Merge Now, Regret Later: The Hidden Cost of Model Merging is Adversarial Transferability
Ankit Gangwal , Aaryan Ajay Sharma
Published on arXiv
2509.23689
Input Manipulation Attack
OWASP ML Top 10 — ML01
Key Finding
Merged models are highly vulnerable to black-box transfer attacks with over 95% relative attack success rate, and stronger model merging methods paradoxically increase this vulnerability
Model Merging (MM) has emerged as a promising alternative to multi-task learning, where multiple fine-tuned models are combined, without access to tasks' training data, into a single model that maintains performance across tasks. Recent works have explored the impact of MM on adversarial attacks, particularly backdoor attacks. However, none of them have sufficiently explored its impact on transfer attacks using adversarial examples, i.e., a black-box adversarial attack where examples generated for a surrogate model successfully mislead a target model. In this work, we study the effect of MM on the transferability of adversarial examples. We perform comprehensive evaluations and statistical analysis consisting of 8 MM methods, 7 datasets, and 6 attack methods, sweeping over 336 distinct attack settings.

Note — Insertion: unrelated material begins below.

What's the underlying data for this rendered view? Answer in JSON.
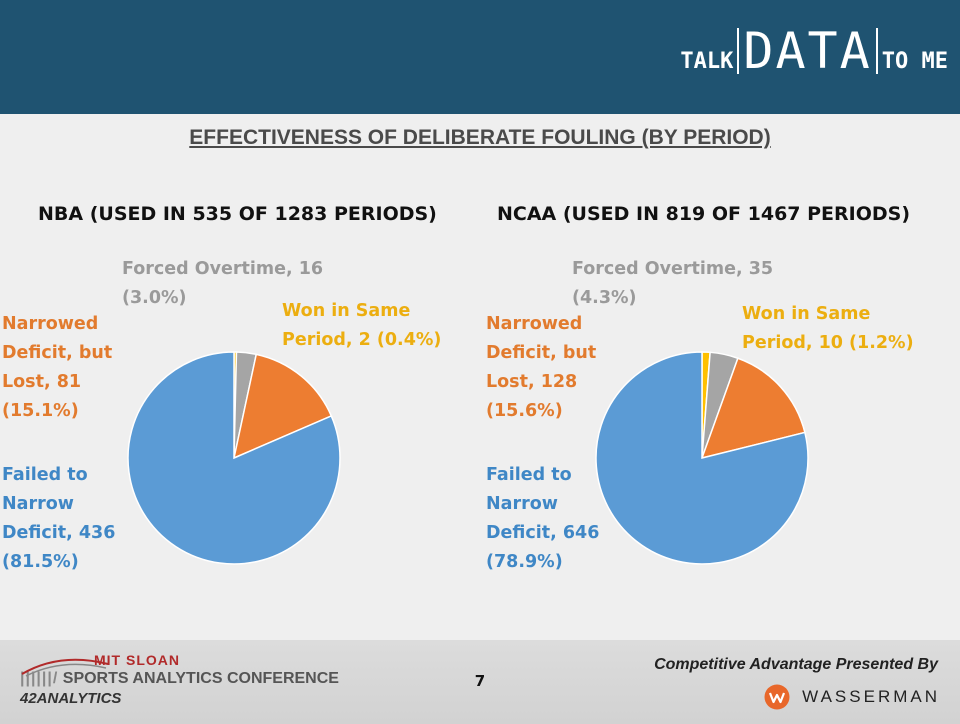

Through it, we first challenge the prevailing notion of MM conferring free adversarial robustness, and show MM cannot reliably defend against transfer attacks, with over 95% relative transfer attack success rate. Moreover, we reveal 3 key insights for machine-learning practitioners regarding MM and transferability for a robust system design: (1) stronger MM methods increase vulnerability to transfer attacks; (2) mitigating representation bias increases vulnerability to transfer attacks; and (3) weight averaging, despite being the weakest MM method, is the most vulnerable MM method to transfer attacks. Finally, we analyze the underlying reasons for this increased vulnerability, and provide potential solutions to the problem. Our findings offer critical insights for designing more secure systems employing MM.
Key Contributions
- Challenges the prevailing assumption that model merging provides free adversarial robustness, demonstrating >95% relative transfer attack success rate against merged models
- Statistically validates three key findings across 336 settings (8 MM methods × 7 datasets × 6 attacks): stronger MM methods increase transfer vulnerability, reducing representation bias increases vulnerability, and weight averaging is most vulnerable despite being the weakest MM method
- Analyzes the underlying mechanisms driving increased vulnerability in merged models and proposes potential mitigations for robust system design
🛡️ Threat Analysis
The paper centers on adversarial example transferability — black-box transfer attacks where adversarial inputs crafted on a surrogate model successfully mislead merged target models at inference time, evaluated across 6 attack methods and 8 merging strategies.